3/ Un impact économique du conflit qui devrait être limité à court terme

Au plus fort des tensions entre l’Inde et le Pakistan, les agences de notation ont rapidement alerté sur les risques pour la stabilité économique de la région en cas d’escalade prolongée du conflit. S&P a ainsi déclaré que, bien que n’envisageant pas de dégradation immédiate des notations, un conflit mal maîtrisé pourrait aggraver les déséquilibres économiques du Pakistan. De son côté, Moody’s a estimé que ces tensions pourraient nuire à la croissance économique du Pakistan, déjà fragile, en détournant l’attention des autorités des réformes économiques.

En réponse, le ministre pakistanais des Finances, Muhammad Aurangzeb, a déclaré que la récente escalade militaire avec l'Inde n'aurait pas d'impact budgétaire significatif et pouvait être gérée dans le cadre du budget 2025, sans nécessité de le réviser.

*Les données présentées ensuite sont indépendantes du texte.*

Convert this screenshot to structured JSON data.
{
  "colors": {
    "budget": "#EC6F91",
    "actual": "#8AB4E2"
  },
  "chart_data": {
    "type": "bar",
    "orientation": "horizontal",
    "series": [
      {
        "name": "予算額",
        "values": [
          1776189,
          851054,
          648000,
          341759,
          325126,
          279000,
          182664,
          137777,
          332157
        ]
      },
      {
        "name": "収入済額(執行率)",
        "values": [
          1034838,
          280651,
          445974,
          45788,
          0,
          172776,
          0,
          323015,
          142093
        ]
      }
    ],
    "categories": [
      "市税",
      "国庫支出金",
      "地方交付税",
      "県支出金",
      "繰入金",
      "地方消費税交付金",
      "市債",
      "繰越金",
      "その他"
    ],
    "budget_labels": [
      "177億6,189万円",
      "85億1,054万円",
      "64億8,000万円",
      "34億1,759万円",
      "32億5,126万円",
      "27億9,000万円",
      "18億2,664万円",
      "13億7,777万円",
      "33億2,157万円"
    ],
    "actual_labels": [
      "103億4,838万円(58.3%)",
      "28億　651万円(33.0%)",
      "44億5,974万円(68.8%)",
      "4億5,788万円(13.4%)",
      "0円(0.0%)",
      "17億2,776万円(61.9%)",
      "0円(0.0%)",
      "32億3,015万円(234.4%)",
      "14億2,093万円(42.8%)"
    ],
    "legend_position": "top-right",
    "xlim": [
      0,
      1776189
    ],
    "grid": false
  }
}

L’escalade militaire entre l’Inde et le Pakistan s’est aussi accompagnée de l’adoption de mesures (suspension unilatérale par l’Inde du Traité sur les eaux de l’Indus de 1960, interdiction réciproque des survols aériens, rupture des liens commerciaux) dont les conséquences à moyen terme pourraient être plus dommageables et qui n’ont, à ce jour, pas été remises en cause suite à l’annonce d’un cessez-le-feu samedi 10 mai :

  • L’Inde et le Pakistan ont pris des mesures réciproques affectant le commerce entre les deux pays : le 4 mai 2025, le ministère pakistanais du Commerce a décidé d’interdire l’importation de marchandises en provenance d’Inde par tous les moyens de transport, y compris la voie maritime, terrestre et aérienne. Cette interdiction concerne également les biens en transit à travers le Pakistan, suspendant ainsi les échanges commerciaux directs et indirects entre les deux pays. Toutefois, les envois en cours, soutenus par des lettres de crédit ou des connaissements datant d’avant l’ordonnance, ne sont pas affectés par cette mesure. En réaction, l’Inde a mis en place une interdiction sur les importations et le transit de produits en provenance du Pakistan. Cette décision vise à interrompre les échanges commerciaux directs et indirects, impactant ainsi les exportations pakistanaises vers l'Inde ainsi que vers des pays tiers via l'Inde. Ces mesures ont également perturbé le commerce régional, notamment avec l’Afghanistan.
  • La suspension du Traité des eaux de l’Indus par l’Inde le 23 avril 2025 pourrait affecter le Pakistan qui dépend fortement des rivières occidentales (Indus, Jhelum, Chenab) pour son agriculture et son approvisionnement en eau en permettant à l'Inde de modifier les flux d'eau, affectant ainsi l'irrigation et la production hydroélectrique au Pakistan.


[i] Cette notation s’appuie notamment (i) sur la confiance croissante dans la capacité du Pakistan à s’inscrire dans les grandes lignes du programme de la FEC du FMI ; (ii) sur la réduction du déficit budgétaire qui repose sur l’élargissement de l’assiette fiscale et la mise en place de contrôles budgétaires plus stricts sur les dépenses ; (iii) sur la crédibilité du gouvernement pour mettre en œuvre des réformes structurelles.